You may have noticed that I seldom mention salt in my recipes. There are several reasons for that.

  1. I figure that anyone reading my recipes is going to be smart enough to season their food to their own taste.
  2. Except in certain instances salt isn't required and can be added at the table if needed.
  3. I restrict my salt intake (heart attack ... remember) so the amounts that I add to one part of the meal may depend on the amount of salt already in other parts.

Vegetarian bouillon, for example, is extremely salty. Even 1 cube of a low-sodium varieties will constitute a major percentage of my daily intake. The recommendation for someone my age is 1500 mg/day. (If I were younger it would be about 2400 mg/day. Most people eat 3400 mg/day or more.) If I use Better Than Bouillon Low-sodium Vegetable Base it is 500 mg or 1/3 of my daily allowance. If I use a standard Knorr's Vegetarian Vegetable Bouillon cube it runs 840 mg or more than half of what I should have and that means  I can't have any miso soup that day. There's a Swiss company, Rapunzel, that makes a "No Salt Added" vegetarian bouillon that has just 130 mg. I've ordered some.

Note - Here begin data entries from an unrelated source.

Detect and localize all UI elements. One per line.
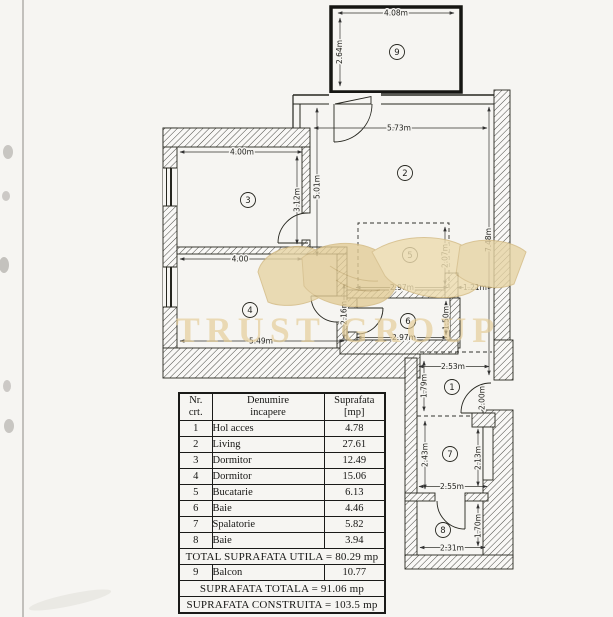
room-label-bedroom3: 3 — [241, 193, 256, 208]
dim-living-width: 5.73m — [387, 124, 411, 133]
lower-bottom-wall — [405, 555, 513, 569]
row-nr: 2 — [179, 437, 212, 453]
row-area: 12.49 — [324, 453, 385, 469]
svg-text:7: 7 — [447, 450, 452, 460]
row-name: Baie — [212, 533, 324, 549]
dim-balcony-width: 4.08m — [384, 9, 408, 18]
construita-row: SUPRAFATA CONSTRUITA = 103.5 mp — [179, 597, 385, 614]
dim-bath8-width: 2.31m — [440, 544, 464, 553]
row-name: Balcon — [212, 565, 324, 581]
room-label-hall: 1 — [445, 380, 460, 395]
row-nr: 8 — [179, 533, 212, 549]
hall-laundry-chunk — [472, 413, 495, 427]
table-row: 2 Living 27.61 — [179, 437, 385, 453]
row-nr: 3 — [179, 453, 212, 469]
wall-7-8-right — [465, 493, 488, 501]
row-name: Bucatarie — [212, 485, 324, 501]
dim-bedroom4-top-width: 4.00 — [232, 255, 249, 264]
dim-laundry-left-height: 2.43m — [421, 443, 430, 467]
wall-bed3-living — [302, 147, 310, 213]
total-label: SUPRAFATA TOTALA = 91.06 mp — [179, 581, 385, 597]
wall-7-8-left — [405, 493, 435, 501]
dim-left-inner-height: 5.01m — [313, 175, 322, 199]
scanned-floor-plan-page: 4.08m 2.64m 5.73m 7.48m 4.00m 3.12m 5.01… — [0, 0, 613, 617]
laundry-right-notch — [483, 427, 493, 480]
row-nr: 6 — [179, 501, 212, 517]
row-nr: 7 — [179, 517, 212, 533]
row-area: 3.94 — [324, 533, 385, 549]
row-area: 27.61 — [324, 437, 385, 453]
dim-bath8-height: 1.70m — [474, 514, 483, 538]
bedroom3-top-wall — [163, 128, 310, 147]
header-name: Denumire incapere — [212, 393, 324, 421]
table-row: 6 Baie 4.46 — [179, 501, 385, 517]
room-label-living: 2 — [398, 166, 413, 181]
header-area: Suprafata [mp] — [324, 393, 385, 421]
row-name: Spalatorie — [212, 517, 324, 533]
entrance-door — [461, 383, 491, 413]
row-nr: 4 — [179, 469, 212, 485]
lower-left-wall — [405, 358, 417, 558]
header-nr: Nr. crt. — [179, 393, 212, 421]
room-label-balcony: 9 — [390, 45, 405, 60]
right-wall — [494, 90, 510, 340]
row-name: Living — [212, 437, 324, 453]
watermark-text: TRUST GROUP — [176, 310, 500, 350]
dim-bedroom3-height: 3.12m — [293, 188, 302, 212]
table-header-row: Nr. crt. Denumire incapere Suprafata [mp… — [179, 393, 385, 421]
table-row: 3 Dormitor 12.49 — [179, 453, 385, 469]
total-utila-label: TOTAL SUPRAFATA UTILA = 80.29 mp — [179, 549, 385, 565]
row-area: 10.77 — [324, 565, 385, 581]
dim-hall-width: 2.53m — [441, 362, 465, 371]
table-row: 1 Hol acces 4.78 — [179, 421, 385, 437]
svg-text:2: 2 — [402, 169, 407, 179]
bedroom3-door — [278, 213, 308, 243]
svg-text:8: 8 — [440, 526, 445, 536]
dim-bedroom3-width: 4.00m — [230, 148, 254, 157]
table-row: 8 Baie 3.94 — [179, 533, 385, 549]
paper-artifacts — [0, 0, 112, 617]
construita-label: SUPRAFATA CONSTRUITA = 103.5 mp — [179, 597, 385, 614]
dim-balcony-depth: 2.64m — [335, 40, 344, 64]
areas-table: Nr. crt. Denumire incapere Suprafata [mp… — [178, 392, 386, 614]
row-nr: 5 — [179, 485, 212, 501]
bath8-door — [437, 501, 465, 529]
row-name: Dormitor — [212, 453, 324, 469]
dim-laundry-right-height: 2.13m — [474, 446, 483, 470]
row-area: 5.82 — [324, 517, 385, 533]
balcony-door — [334, 97, 372, 143]
table-row: 7 Spalatorie 5.82 — [179, 517, 385, 533]
total-row: SUPRAFATA TOTALA = 91.06 mp — [179, 581, 385, 597]
row-name: Baie — [212, 501, 324, 517]
svg-text:9: 9 — [394, 48, 399, 58]
dim-laundry-width: 2.55m — [440, 482, 464, 491]
total-utila-row: TOTAL SUPRAFATA UTILA = 80.29 mp — [179, 549, 385, 565]
table-row-balcon: 9 Balcon 10.77 — [179, 565, 385, 581]
row-nr: 1 — [179, 421, 212, 437]
table-row: 5 Bucatarie 6.13 — [179, 485, 385, 501]
room-label-bath8: 8 — [436, 523, 451, 538]
dim-entrance-height: 2.00m — [478, 386, 487, 410]
table-row: 4 Dormitor 15.06 — [179, 469, 385, 485]
svg-text:1: 1 — [449, 383, 454, 393]
row-area: 15.06 — [324, 469, 385, 485]
row-area: 4.46 — [324, 501, 385, 517]
row-name: Dormitor — [212, 469, 324, 485]
dim-hall-height: 1.79m — [420, 374, 429, 398]
bedroom3-window — [163, 168, 177, 206]
row-nr: 9 — [179, 565, 212, 581]
row-name: Hol acces — [212, 421, 324, 437]
bedroom4-window — [163, 267, 177, 307]
svg-text:3: 3 — [245, 196, 250, 206]
room-label-laundry: 7 — [443, 447, 458, 462]
row-area: 6.13 — [324, 485, 385, 501]
row-area: 4.78 — [324, 421, 385, 437]
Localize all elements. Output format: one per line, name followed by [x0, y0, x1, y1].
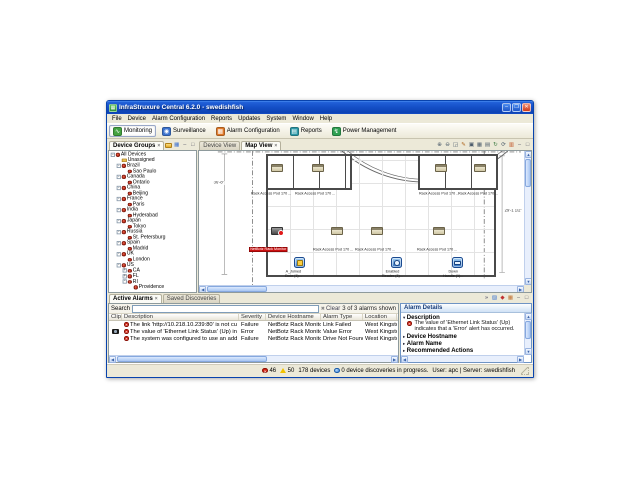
alarm-description: The system was configured to use an add-… [130, 336, 237, 342]
section-label: Recommended Actions [407, 348, 473, 354]
toolbar-button-label: Surveillance [173, 128, 206, 134]
cell-alarm-type: Value Error [321, 328, 363, 335]
clear-search-label: Clear [326, 306, 340, 312]
tab-saved-discoveries[interactable]: Saved Discoveries [163, 294, 221, 303]
show-more-icon[interactable]: » [483, 295, 490, 302]
device-count-status: 178 devices [298, 368, 330, 374]
tree-item-label: RI [133, 279, 138, 284]
discovery-text: 0 device discoveries in progress. [341, 368, 428, 374]
device-group-icon [122, 252, 126, 256]
device-group-icon [128, 269, 132, 273]
map-tabs: Device View Map View × ⊕⊖◲✎▣▦▤↻⟳▥ – □ [198, 140, 532, 150]
expander-icon[interactable]: - [117, 164, 121, 168]
scroll-right-icon[interactable]: ▶ [391, 356, 398, 363]
device-group-icon [122, 208, 126, 212]
column-header-location[interactable]: Location [363, 314, 397, 320]
alarm-details-title: Alarm Details [401, 304, 531, 313]
menu-window[interactable]: Window [289, 116, 316, 122]
tab-device-groups[interactable]: Device Groups × [109, 141, 164, 150]
clear-search-icon: ✖ [321, 306, 325, 312]
section-body: ✕The value of 'Ethernet Link Status' (Up… [407, 321, 522, 333]
app-window: ▦ InfraStruxure Central 6.2.0 - swedishf… [106, 100, 534, 378]
rack-label[interactable]: Rack Access Pod 170 ... [313, 248, 353, 252]
device-group-icon [122, 186, 126, 190]
menu-help[interactable]: Help [317, 116, 335, 122]
alarm-row[interactable]: ✕The system was configured to use an add… [109, 335, 398, 342]
device-group-icon [128, 258, 132, 262]
alarm-badge-icon[interactable]: ◆ [499, 295, 506, 302]
alarms-panel: Active Alarms × Saved Discoveries Search… [108, 293, 399, 363]
device-group-icon [128, 236, 132, 240]
app-icon: ▦ [109, 104, 117, 112]
device-group-icon [116, 153, 120, 157]
main-row: Device Groups × ▦ – □ -All DevicesUnassi… [107, 139, 533, 293]
statusbar: ✕ 46 50 178 devices 0 device discoveries… [107, 363, 533, 377]
device-groups-panel: -All DevicesUnassigned-BrazilSao Paulo-C… [108, 150, 197, 293]
maximize-window-button[interactable]: ❐ [512, 103, 521, 112]
cell-clip [109, 321, 122, 328]
expand-icon: ▸ [403, 348, 405, 354]
refresh-map-icon[interactable]: ⟳ [500, 142, 507, 149]
expander-icon[interactable]: - [117, 175, 121, 179]
device-group-icon [128, 180, 132, 184]
minimize-panel-icon[interactable]: – [515, 295, 522, 302]
severity-error-icon: ✕ [407, 321, 412, 326]
toolbar-button-label: Reports [301, 128, 322, 134]
tree-item-label: Madrid [133, 246, 149, 251]
map-toolbar: ⊕⊖◲✎▣▦▤↻⟳▥ – □ [436, 142, 532, 150]
expander-icon[interactable]: - [117, 197, 121, 201]
toolbar-button-surveillance[interactable]: ◉Surveillance [158, 125, 210, 137]
scroll-up-icon[interactable]: ▲ [525, 151, 532, 158]
titlebar[interactable]: ▦ InfraStruxure Central 6.2.0 - swedishf… [107, 101, 533, 114]
details-toolbar: »▨◆▦ – □ [400, 293, 532, 303]
alarm-table-header: ClipDescriptionSeverityDevice HostnameAl… [109, 314, 398, 321]
alarm-description: The value of 'Ethernet Link Status' (Up)… [130, 329, 237, 335]
desktop: { "window": { "title": "InfraStruxure Ce… [0, 0, 640, 480]
maximize-panel-icon[interactable]: □ [189, 142, 196, 149]
expander-icon[interactable]: + [123, 269, 127, 273]
severity-error-icon: ✕ [124, 322, 129, 327]
alarm-count-text: 3 of 3 alarms shown [342, 306, 396, 312]
tab-map-view[interactable]: Map View × [241, 141, 281, 150]
tree-item-label: All Devices [121, 152, 146, 157]
pin-panel-icon[interactable]: ▨ [491, 295, 498, 302]
close-window-button[interactable]: ✕ [522, 103, 531, 112]
column-header-device-hostname[interactable]: Device Hostname [266, 314, 321, 320]
map-panel: Device View Map View × ⊕⊖◲✎▣▦▤↻⟳▥ – □ [198, 140, 532, 293]
camera-clip-icon[interactable] [112, 329, 119, 334]
device-group-icon [122, 241, 126, 245]
device-label[interactable]: A_JoinedDoor (1)... [285, 270, 302, 278]
cell-location: West Kingston [363, 328, 397, 335]
expander-icon[interactable]: + [123, 274, 127, 278]
tree-item-label: Sao Paulo [133, 169, 157, 174]
warning-count: 50 [288, 368, 295, 374]
tab-map-view-label: Map View [245, 143, 272, 149]
toolbar-button-power-management[interactable]: ↯Power Management [328, 125, 401, 137]
device-group-icon [134, 285, 138, 289]
cell-description: ✕The link 'http://10.218.10.239:80' is n… [122, 321, 239, 328]
toolbar-button-label: Power Management [343, 128, 397, 134]
cell-device-hostname: NetBotz Rack Monitor 550 [266, 321, 321, 328]
tree-item-label: India [127, 207, 138, 212]
tree-item-label: US [127, 263, 134, 268]
handle-device-icon[interactable] [452, 257, 463, 268]
device-group-icon [128, 225, 132, 229]
device-group-icon [128, 274, 132, 278]
scroll-left-icon[interactable]: ◀ [401, 356, 408, 363]
alarm-details-panel: »▨◆▦ – □ Alarm Details ▾Description✕The … [400, 293, 532, 363]
discovery-globe-icon [334, 368, 340, 374]
tree-item-label: Canada [127, 174, 145, 179]
rotate-map-icon[interactable]: ↻ [492, 142, 499, 149]
grid-view-icon[interactable]: ▦ [476, 142, 483, 149]
maximize-panel-icon[interactable]: □ [523, 295, 530, 302]
tree-item-label: France [127, 196, 143, 201]
tree-item-label: Russia [127, 229, 143, 234]
edit-map-icon[interactable]: ✎ [460, 142, 467, 149]
cell-severity: Failure [239, 321, 266, 328]
tree-item-label: China [127, 185, 140, 190]
clear-search-button[interactable]: ✖ Clear [321, 306, 341, 312]
device-group-icon [122, 197, 126, 201]
alarm-search-input[interactable] [132, 305, 319, 313]
menu-system[interactable]: System [263, 116, 289, 122]
menu-device[interactable]: Device [125, 116, 149, 122]
cell-alarm-type: Drive Not Found [321, 335, 363, 342]
section-device-hostname[interactable]: ▸Device Hostname [403, 334, 522, 341]
column-header-severity[interactable]: Severity [239, 314, 266, 320]
alarm-configuration-icon: ▦ [216, 127, 225, 136]
scroll-left-icon[interactable]: ◀ [199, 286, 206, 293]
device-group-icon [122, 230, 126, 234]
expander-icon[interactable]: - [117, 230, 121, 234]
add-group-icon[interactable] [165, 143, 172, 148]
device-group-icon [128, 213, 132, 217]
close-tab-icon[interactable]: × [274, 144, 277, 149]
device-label[interactable]: DownHandle (1)... [443, 270, 463, 278]
alarms-horizontal-scrollbar[interactable]: ◀ ▶ [109, 355, 398, 362]
expand-icon: ▸ [403, 334, 405, 340]
cell-clip [109, 335, 122, 342]
rack-device-icon[interactable] [312, 164, 324, 172]
tree-item-label: Providence [139, 285, 165, 290]
device-label-line: Door (1)... [285, 274, 302, 278]
details-toolbar-icons: »▨◆▦ [483, 295, 514, 302]
alarm-details-content: ▾Description✕The value of 'Ethernet Link… [401, 313, 524, 355]
map-vertical-scrollbar[interactable]: ▲ ▼ [524, 151, 531, 285]
rack-device-icon[interactable] [435, 164, 447, 172]
scroll-right-icon[interactable]: ▶ [517, 356, 524, 363]
cell-severity: Error [239, 328, 266, 335]
details-vertical-scrollbar[interactable]: ▲ ▼ [524, 313, 531, 355]
folder-icon [122, 158, 127, 161]
rack-device-icon[interactable] [474, 164, 486, 172]
app-toolbar: ∿Monitoring◉Surveillance▦Alarm Configura… [107, 124, 533, 139]
minimize-panel-icon[interactable]: – [516, 142, 523, 149]
session-text: User: apc | Server: swedishfish [432, 368, 515, 374]
minimize-window-button[interactable]: – [502, 103, 511, 112]
discovery-status: 0 device discoveries in progress. [334, 368, 428, 374]
toolbar-button-alarm-configuration[interactable]: ▦Alarm Configuration [212, 125, 284, 137]
alarm-details-view: Alarm Details ▾Description✕The value of … [400, 303, 532, 363]
tab-device-view-label: Device View [203, 143, 236, 149]
building-icon[interactable]: ▦ [507, 295, 514, 302]
column-header-description[interactable]: Description [122, 314, 239, 320]
bottom-row: Active Alarms × Saved Discoveries Search… [107, 293, 533, 363]
warning-alarms-status[interactable]: 50 [280, 368, 294, 374]
device-group-icon [122, 175, 126, 179]
monitoring-icon: ∿ [113, 127, 122, 136]
tree-item-label: Beijing [133, 191, 148, 196]
scrollbar-thumb[interactable] [117, 356, 267, 362]
rack-device-icon[interactable] [331, 227, 343, 235]
zoom-in-icon[interactable]: ⊕ [436, 142, 443, 149]
device-group-icon [128, 169, 132, 173]
device-group-icon [128, 247, 132, 251]
details-horizontal-scrollbar[interactable]: ◀ ▶ [401, 355, 524, 362]
scroll-right-icon[interactable]: ▶ [517, 286, 524, 293]
rack-label[interactable]: Rack Access Pod 170 ... [295, 192, 335, 196]
cell-clip [109, 328, 122, 335]
rack-row-right [418, 154, 498, 190]
device-label-line: Reader (1)... [382, 274, 403, 278]
tree-item-label: Tokyo [133, 224, 146, 229]
device-label-line: Handle (1)... [443, 274, 463, 278]
camera-device-icon[interactable] [271, 227, 283, 235]
tab-active-alarms[interactable]: Active Alarms × [109, 294, 162, 303]
cell-location: West Kingston [363, 321, 397, 328]
alarms-tabs: Active Alarms × Saved Discoveries [108, 293, 399, 303]
tree-item-label: St. Petersburg [133, 235, 166, 240]
cell-alarm-type: Link Failed [321, 321, 363, 328]
expander-icon[interactable]: - [123, 280, 127, 284]
manage-groups-icon[interactable]: ▦ [173, 142, 180, 149]
tree-item-label: FL [133, 274, 139, 279]
severity-error-icon: ✕ [124, 336, 129, 341]
cell-location: West Kingston [363, 335, 397, 342]
alarm-description: The link 'http://10.218.10.239:80' is no… [130, 322, 237, 328]
expander-icon[interactable]: - [117, 263, 121, 267]
zoom-out-icon[interactable]: ⊖ [444, 142, 451, 149]
tab-active-alarms-label: Active Alarms [113, 296, 153, 302]
tree-item-label: Hyderabad [133, 213, 158, 218]
sidebar: Device Groups × ▦ – □ -All DevicesUnassi… [108, 140, 197, 293]
expander-icon[interactable]: - [117, 252, 121, 256]
door-device-icon[interactable] [294, 257, 305, 268]
section-alarm-name[interactable]: ▸Alarm Name [403, 341, 522, 348]
cell-severity: Failure [239, 335, 266, 342]
map-view-panel: 36'-8" 29'-1 1/2" Rack Access Pod 170 ..… [198, 150, 532, 293]
tree-item-label: London [133, 257, 150, 262]
rack-label[interactable]: Rack Access Pod 170 ... [458, 192, 498, 196]
device-group-icon [128, 191, 132, 195]
warning-status-icon [280, 368, 286, 373]
section-label: Device Hostname [407, 334, 457, 340]
alarm-table-rows: ✕The link 'http://10.218.10.239:80' is n… [109, 321, 398, 342]
map-horizontal-scrollbar[interactable]: ◀ ▶ [199, 285, 524, 292]
cell-device-hostname: NetBotz Rack Monitor 550 [266, 328, 321, 335]
tree-item-label: Japan [127, 218, 141, 223]
critical-status-icon: ✕ [262, 368, 268, 374]
menu-reports[interactable]: Reports [208, 116, 235, 122]
section-recommended-actions[interactable]: ▸Recommended Actions [403, 348, 522, 355]
tab-device-view[interactable]: Device View [199, 141, 240, 150]
reader-device-icon[interactable] [391, 257, 402, 268]
scroll-left-icon[interactable]: ◀ [109, 356, 116, 363]
tab-device-groups-label: Device Groups [113, 143, 155, 149]
maximize-panel-icon[interactable]: □ [524, 142, 531, 149]
expander-icon[interactable]: - [117, 241, 121, 245]
rack-label[interactable]: Rack Access Pod 170 ... [417, 248, 457, 252]
search-label: Search [111, 306, 130, 312]
device-group-icon [122, 164, 126, 168]
sidebar-toolbar: ▦ – □ [165, 142, 197, 150]
rack-device-icon[interactable] [433, 227, 445, 235]
resize-grip[interactable] [521, 367, 529, 375]
alert-device-label[interactable]: NetBotz Rack Monitor [249, 247, 288, 252]
cell-description: ✕The system was configured to use an add… [122, 335, 239, 342]
toolbar-button-monitoring[interactable]: ∿Monitoring [109, 125, 156, 137]
column-header-clip[interactable]: Clip [109, 314, 122, 320]
critical-alarms-status[interactable]: ✕ 46 [262, 368, 276, 374]
window-controls: – ❐ ✕ [502, 103, 531, 112]
tree-item-label: CA [133, 268, 140, 273]
zoom-selection-icon[interactable]: ◲ [452, 142, 459, 149]
menu-alarm-configuration[interactable]: Alarm Configuration [149, 116, 208, 122]
map-toolbar-icons: ⊕⊖◲✎▣▦▤↻⟳▥ [436, 142, 515, 149]
alarm-row[interactable]: ✕The value of 'Ethernet Link Status' (Up… [109, 328, 398, 335]
tree-item-label: Unassigned [128, 158, 155, 163]
expander-icon[interactable]: - [117, 219, 121, 223]
reports-icon: ▤ [290, 127, 299, 136]
tab-saved-discoveries-label: Saved Discoveries [167, 296, 217, 302]
expand-icon: ▸ [403, 341, 405, 347]
rack-label[interactable]: Rack Access Pod 170 ... [251, 192, 291, 196]
toolbar-button-label: Alarm Configuration [227, 128, 280, 134]
device-count: 178 devices [298, 368, 330, 374]
active-alarms-view: Search ✖ Clear 3 of 3 alarms shown ClipD… [108, 303, 399, 363]
device-label[interactable]: EnabledReader (1)... [382, 270, 403, 278]
rack-label[interactable]: Rack Access Pod 170 ... [419, 192, 459, 196]
tree-item-providence[interactable]: Providence [110, 284, 197, 290]
rack-row-left [266, 154, 352, 190]
alarm-search-row: Search ✖ Clear 3 of 3 alarms shown [109, 304, 398, 314]
alarm-description-text: The value of 'Ethernet Link Status' (Up)… [415, 321, 523, 333]
cell-device-hostname: NetBotz Rack Monitor 550 [266, 335, 321, 342]
scroll-down-icon[interactable]: ▼ [525, 348, 532, 355]
scrollbar-thumb[interactable] [525, 321, 531, 339]
menubar: FileDeviceAlarm ConfigurationReportsUpda… [107, 114, 533, 124]
device-group-icon [122, 219, 126, 223]
menu-updates[interactable]: Updates [235, 116, 263, 122]
sidebar-tabs: Device Groups × ▦ – □ [108, 140, 197, 150]
scroll-down-icon[interactable]: ▼ [525, 278, 532, 285]
session-status: User: apc | Server: swedishfish [432, 368, 515, 374]
device-group-icon [128, 280, 132, 284]
tree-item-label: Brazil [127, 163, 140, 168]
severity-error-icon: ✕ [124, 329, 129, 334]
menu-file[interactable]: File [109, 116, 125, 122]
tree-item-label: Spain [127, 240, 140, 245]
toolbar-button-label: Monitoring [124, 128, 152, 134]
expander-icon[interactable]: - [117, 208, 121, 212]
tree-item-label: Paris [133, 202, 145, 207]
close-tab-icon[interactable]: × [155, 297, 158, 302]
power-management-icon: ↯ [332, 127, 341, 136]
dimension-label-left: 36'-8" [213, 181, 225, 185]
layers-icon[interactable]: ▤ [484, 142, 491, 149]
status-items: ✕ 46 50 178 devices 0 device discoveries… [262, 367, 529, 375]
copy-map-icon[interactable]: ▣ [468, 142, 475, 149]
column-header-alarm-type[interactable]: Alarm Type [321, 314, 363, 320]
rack-device-icon[interactable] [271, 164, 283, 172]
device-group-icon [122, 263, 126, 267]
minimize-panel-icon[interactable]: – [181, 142, 188, 149]
expander-icon[interactable]: - [111, 152, 115, 156]
critical-count: 46 [269, 368, 276, 374]
dimension-label-right: 29'-1 1/2" [504, 209, 523, 213]
floor-plan-canvas[interactable]: 36'-8" 29'-1 1/2" Rack Access Pod 170 ..… [199, 151, 524, 285]
tree-item-label: UK [127, 252, 134, 257]
close-tab-icon[interactable]: × [157, 144, 160, 149]
section-label: Alarm Name [407, 341, 442, 347]
expander-icon[interactable]: - [117, 186, 121, 190]
surveillance-icon: ◉ [162, 127, 171, 136]
device-group-icon [128, 202, 132, 206]
alarm-row[interactable]: ✕The link 'http://10.218.10.239:80' is n… [109, 321, 398, 328]
window-title: InfraStruxure Central 6.2.0 - swedishfis… [119, 104, 500, 111]
toolbar-button-reports[interactable]: ▤Reports [286, 125, 326, 137]
building-view-icon[interactable]: ▥ [508, 142, 515, 149]
cell-description: ✕The value of 'Ethernet Link Status' (Up… [122, 328, 239, 335]
device-tree: -All DevicesUnassigned-BrazilSao Paulo-C… [109, 151, 197, 290]
rack-device-icon[interactable] [371, 227, 383, 235]
scroll-up-icon[interactable]: ▲ [525, 313, 532, 320]
scrollbar-thumb[interactable] [207, 286, 267, 292]
collapse-icon: ▾ [403, 315, 405, 321]
rack-label[interactable]: Rack Access Pod 170 ... [355, 248, 395, 252]
scrollbar-thumb[interactable] [525, 159, 531, 187]
tree-item-label: Ontario [133, 180, 150, 185]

It's really amazing what you find when you start reading labels. Almost anything that is ready-made is loaded with salt. Salad dressings, canned soups, pasta sauces, even some canned chickpeas are all laden with the stuff.

Restaurants can be really tricky. Good ones will post their nutritional values online, but you'd think that having posted them they'd look at them and say, "wait a minute ... there's something out of whack." One of my favorite restaurants has some items on their menu that contain more than 2700 mg, almost twice my daily allowance and more than the recommended amount for a healthy young person.

But let's fill out the meal. That nice complementary Foccacia bread with the oil and Parmesan dipping sauce runs about 700mg.  Their big glasses hold 16 oz of soda (70 mg). A lettuce based salad (20 mg) with toppings (395 mg) dressing (usually around 300 mg) and a slice of Key lime pie (536 mg) for dessert will round up the meal. So for that one meal you have consumed 4721 mg of sodium!

Okay, I'm not going to rant about this any more. People love salt and they have to make their own decisions (until their bodies start making decisions for them). I'm not the salt police. So add as much or as little as you want.